Query federation example

Let’s see how querying using Internal SPARQL federation works with our university database example.

  1. Create a new, empty RDF repository called university-rdf.

  2. From the ontop_repo virtual repository with university data, insert some data in the new, empty university-rdf repository: teachers with first name and last name that give courses that are not held at university2:

    PREFIX voc: <http://example.org/voc#>
    PREFIX foaf: <http://xmlns.com/foaf/0.1/>
    
    INSERT {
        ?person a voc:UniversityTeacher;
                voc:firstName ?firstName;
                voc:lastName ?lastName .
    } WHERE {
        SERVICE <repository:my_repo> {
            SELECT DISTINCT ?person ?firstName ?lastName {
                ?person foaf:firstName ?firstName ;
                        foaf:lastName ?lastName ;
                        voc:teaches [ voc:isGivenAt ?institution ]
                FILTER(?institution != <http://example.org/voc#uni2/university>)
            }
        }
    }
    
  3. To observe the results, again in the university-rdf repository, execute the following query that will return the teachers that were inserted with their first and last name:

    PREFIX voc: <http://example.org/voc#>
    
    SELECT * {
        ?teacherId a voc:UniversityTeacher;
            voc:firstName ?firstName;
            voc:lastName ?lastName;
    }
    

    Result:

    _images/ontop-federation-query2.png
  4. Then:

  • get the teachers from the virtual repository that teach courses in an institution that is not university2

  • merge the result of that with the RDF repository by getting the firstName and lastName of those teachers

  • the IDs of the teachers are the common property for both repositories which makes the selection possible.

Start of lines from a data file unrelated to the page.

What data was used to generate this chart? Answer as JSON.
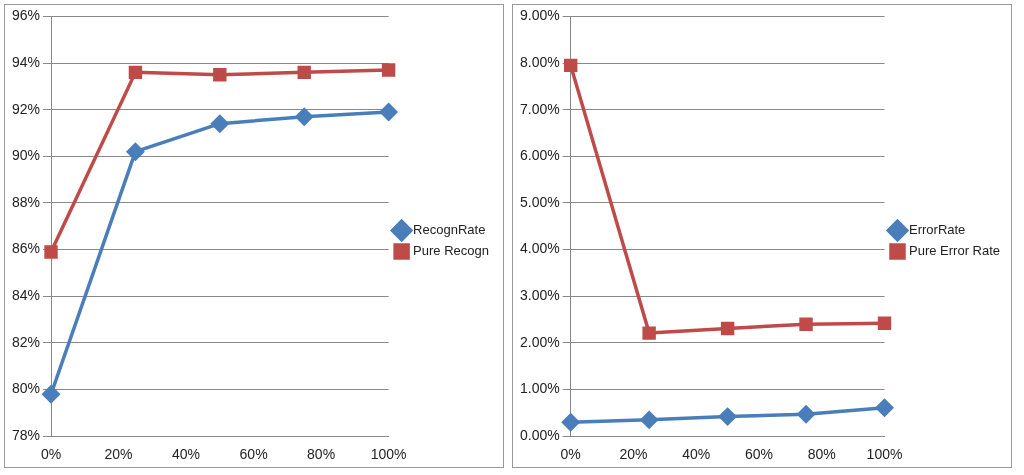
{
  "chart_data": [
    {
      "type": "line",
      "x": [
        0,
        25,
        50,
        75,
        100
      ],
      "xlim": [
        0,
        100
      ],
      "xticks": [
        {
          "value": 0,
          "label": "0%"
        },
        {
          "value": 20,
          "label": "20%"
        },
        {
          "value": 40,
          "label": "40%"
        },
        {
          "value": 60,
          "label": "60%"
        },
        {
          "value": 80,
          "label": "80%"
        },
        {
          "value": 100,
          "label": "100%"
        }
      ],
      "ylim": [
        78,
        96
      ],
      "yticks": [
        {
          "value": 78,
          "label": "78%"
        },
        {
          "value": 80,
          "label": "80%"
        },
        {
          "value": 82,
          "label": "82%"
        },
        {
          "value": 84,
          "label": "84%"
        },
        {
          "value": 86,
          "label": "86%"
        },
        {
          "value": 88,
          "label": "88%"
        },
        {
          "value": 90,
          "label": "90%"
        },
        {
          "value": 92,
          "label": "92%"
        },
        {
          "value": 94,
          "label": "94%"
        },
        {
          "value": 96,
          "label": "96%"
        }
      ],
      "grid": "y",
      "legend": "right",
      "series": [
        {
          "name": "RecognRate",
          "color": "#4a7ebb",
          "marker": "diamond",
          "values": [
            79.8,
            90.2,
            91.4,
            91.7,
            91.9
          ]
        },
        {
          "name": "Pure Recogn",
          "color": "#be4b48",
          "marker": "square",
          "values": [
            85.9,
            93.6,
            93.5,
            93.6,
            93.7
          ]
        }
      ]
    },
    {
      "type": "line",
      "x": [
        0,
        25,
        50,
        75,
        100
      ],
      "xlim": [
        0,
        100
      ],
      "xticks": [
        {
          "value": 0,
          "label": "0%"
        },
        {
          "value": 20,
          "label": "20%"
        },
        {
          "value": 40,
          "label": "40%"
        },
        {
          "value": 60,
          "label": "60%"
        },
        {
          "value": 80,
          "label": "80%"
        },
        {
          "value": 100,
          "label": "100%"
        }
      ],
      "ylim": [
        0,
        9
      ],
      "yticks": [
        {
          "value": 0,
          "label": "0.00%"
        },
        {
          "value": 1,
          "label": "1.00%"
        },
        {
          "value": 2,
          "label": "2.00%"
        },
        {
          "value": 3,
          "label": "3.00%"
        },
        {
          "value": 4,
          "label": "4.00%"
        },
        {
          "value": 5,
          "label": "5.00%"
        },
        {
          "value": 6,
          "label": "6.00%"
        },
        {
          "value": 7,
          "label": "7.00%"
        },
        {
          "value": 8,
          "label": "8.00%"
        },
        {
          "value": 9,
          "label": "9.00%"
        }
      ],
      "grid": "y",
      "legend": "right",
      "series": [
        {
          "name": "ErrorRate",
          "color": "#4a7ebb",
          "marker": "diamond",
          "values": [
            0.3,
            0.35,
            0.42,
            0.47,
            0.61
          ]
        },
        {
          "name": "Pure Error Rate",
          "color": "#be4b48",
          "marker": "square",
          "values": [
            7.95,
            2.21,
            2.31,
            2.4,
            2.42
          ]
        }
      ]
    }
  ]
}
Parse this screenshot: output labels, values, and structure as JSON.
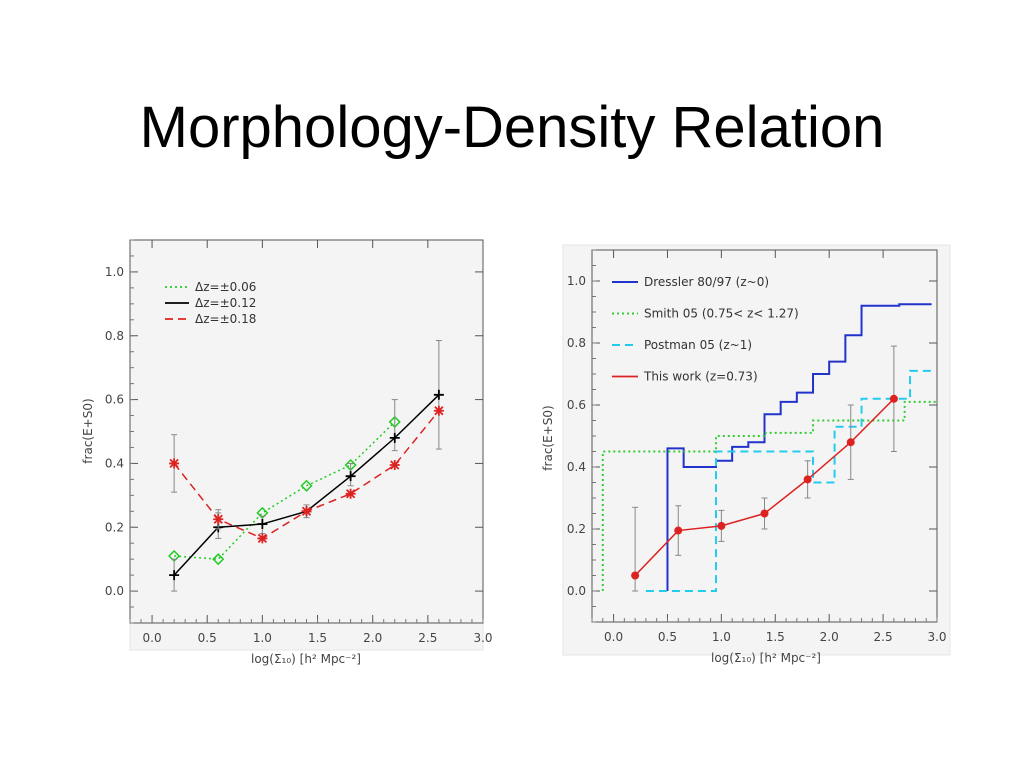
{
  "slide": {
    "title": "Morphology-Density Relation"
  },
  "chart_data": [
    {
      "type": "line",
      "xlabel": "log(Σ₁₀) [h² Mpc⁻²]",
      "ylabel": "frac(E+S0)",
      "xlim": [
        -0.2,
        3.0
      ],
      "ylim": [
        -0.1,
        1.1
      ],
      "xticks": [
        0.0,
        0.5,
        1.0,
        1.5,
        2.0,
        2.5,
        3.0
      ],
      "yticks": [
        0.0,
        0.2,
        0.4,
        0.6,
        0.8,
        1.0
      ],
      "xtick_labels": [
        "0.0",
        "0.5",
        "1.0",
        "1.5",
        "2.0",
        "2.5",
        "3.0"
      ],
      "ytick_labels": [
        "0.0",
        "0.2",
        "0.4",
        "0.6",
        "0.8",
        "1.0"
      ],
      "legend_position": "top-left",
      "series": [
        {
          "name": "Δz=±0.06",
          "color": "#22cc22",
          "dash": "dotted",
          "marker": "diamond",
          "x": [
            0.2,
            0.6,
            1.0,
            1.4,
            1.8,
            2.2
          ],
          "y": [
            0.11,
            0.1,
            0.245,
            0.33,
            0.395,
            0.53
          ]
        },
        {
          "name": "Δz=±0.12",
          "color": "#000000",
          "dash": "solid",
          "marker": "plus",
          "x": [
            0.2,
            0.6,
            1.0,
            1.4,
            1.8,
            2.2,
            2.6
          ],
          "y": [
            0.05,
            0.2,
            0.21,
            0.25,
            0.36,
            0.48,
            0.615
          ],
          "err_low": [
            0.05,
            0.035,
            0.03,
            0.02,
            0.03,
            0.04,
            0.17
          ],
          "err_high": [
            0.05,
            0.045,
            0.025,
            0.02,
            0.04,
            0.12,
            0.17
          ]
        },
        {
          "name": "Δz=±0.18",
          "color": "#dd2222",
          "dash": "dashed",
          "marker": "star",
          "x": [
            0.2,
            0.6,
            1.0,
            1.4,
            1.8,
            2.2,
            2.6
          ],
          "y": [
            0.4,
            0.225,
            0.165,
            0.25,
            0.305,
            0.395,
            0.565
          ],
          "err_low": [
            0.09,
            0.03,
            0.0,
            0.0,
            0.0,
            0.0,
            0.0
          ],
          "err_high": [
            0.09,
            0.03,
            0.0,
            0.0,
            0.0,
            0.0,
            0.0
          ]
        }
      ]
    },
    {
      "type": "line",
      "xlabel": "log(Σ₁₀) [h² Mpc⁻²]",
      "ylabel": "frac(E+S0)",
      "xlim": [
        -0.2,
        3.0
      ],
      "ylim": [
        -0.1,
        1.1
      ],
      "xticks": [
        0.0,
        0.5,
        1.0,
        1.5,
        2.0,
        2.5,
        3.0
      ],
      "yticks": [
        0.0,
        0.2,
        0.4,
        0.6,
        0.8,
        1.0
      ],
      "xtick_labels": [
        "0.0",
        "0.5",
        "1.0",
        "1.5",
        "2.0",
        "2.5",
        "3.0"
      ],
      "ytick_labels": [
        "0.0",
        "0.2",
        "0.4",
        "0.6",
        "0.8",
        "1.0"
      ],
      "legend_position": "top-left",
      "series": [
        {
          "name": "Dressler 80/97  (z~0)",
          "color": "#2233cc",
          "dash": "solid",
          "step": true,
          "x": [
            0.5,
            0.5,
            0.55,
            0.65,
            0.8,
            0.95,
            1.1,
            1.25,
            1.4,
            1.55,
            1.7,
            1.85,
            2.0,
            2.15,
            2.3,
            2.5,
            2.65,
            2.8,
            2.95
          ],
          "y": [
            0.0,
            0.46,
            0.46,
            0.4,
            0.4,
            0.42,
            0.465,
            0.48,
            0.57,
            0.61,
            0.64,
            0.7,
            0.74,
            0.825,
            0.92,
            0.92,
            0.925,
            0.925,
            0.925
          ]
        },
        {
          "name": "Smith 05  (0.75< z< 1.27)",
          "color": "#33cc33",
          "dash": "dotted",
          "step": true,
          "x": [
            -0.1,
            -0.1,
            0.5,
            0.95,
            1.4,
            1.85,
            2.4,
            2.7,
            3.0
          ],
          "y": [
            0.0,
            0.45,
            0.45,
            0.5,
            0.51,
            0.55,
            0.55,
            0.61,
            0.61
          ]
        },
        {
          "name": "Postman 05  (z~1)",
          "color": "#22ccee",
          "dash": "dashed",
          "step": true,
          "x": [
            0.3,
            0.5,
            0.95,
            0.95,
            1.4,
            1.85,
            2.05,
            2.3,
            2.55,
            2.75,
            2.95
          ],
          "y": [
            0.0,
            0.0,
            0.0,
            0.45,
            0.45,
            0.35,
            0.53,
            0.62,
            0.62,
            0.71,
            0.71
          ]
        },
        {
          "name": "This work  (z=0.73)",
          "color": "#dd2222",
          "dash": "solid",
          "marker": "circle",
          "x": [
            0.2,
            0.6,
            1.0,
            1.4,
            1.8,
            2.2,
            2.6
          ],
          "y": [
            0.05,
            0.195,
            0.21,
            0.25,
            0.36,
            0.48,
            0.62
          ],
          "err_low": [
            0.05,
            0.08,
            0.05,
            0.05,
            0.06,
            0.12,
            0.17
          ],
          "err_high": [
            0.22,
            0.08,
            0.05,
            0.05,
            0.06,
            0.12,
            0.17
          ]
        }
      ]
    }
  ]
}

For the purposes of our demonstration, this query filters them by firstName that contains the letter “a”.

    PREFIX voc: <http://example.org/voc#>
    
    SELECT * {
        SERVICE <repository:ontop_repo> {
            ?teacherId voc:teaches [ voc:isGivenAt ?institution] .
            FILTER (?institution != "http://example.org/voc#uni2/university")
        }
        ?teacherId voc:firstName ?firstName;
                   voc:lastName ?lastName
        FILTER (regex(?firstName, "a"))
    }
    

    Result:

    _images/ontop-federation-query3.png

Limitations

Data virtualization also comes with certain limitations due to the distributed nature of the data. In this sense, it works best for information that requires little or no integration. For instance, if in databases X and Y, we have two instances of the person John Smith, which do not share a unique key or other exact match attributes like “John Smith” and “John E. Smith”, it will be quite inefficient to match the records at runtime.

The virtual repository has the following specifics:

  • it is read-only, meaning that write operations cannot be executed in it;

  • COUNT queries cannot be executed;

  • sameAs is disabled;

  • running an Alpine Linux Based Docker GraphDB with DuckDB Driver will result in a Runtime Exception;

  • GraphDB explain plan is not available;

  • Named graphs are not supported and will be ignored if used (as illustrated by the example queries below);

    SELECT * from <some_graph> WHERE {
        ?s ?p ?o .
    }
    

    to

    SELECT * WHERE {
        ?s ?p ?o .
    }
    

One potential drawback is also the type of supported queries. If the underlying storage has no indexes, it will be slow to answer queries such as “tell me how resource X connects to resource Y”.

The number of stacked data sources also significantly affects the efficiency of data retrieval.

Lastly, it is not possible to efficiently perform auto-suggest/auto-complete type of indexes nor graph traversals or inferencing.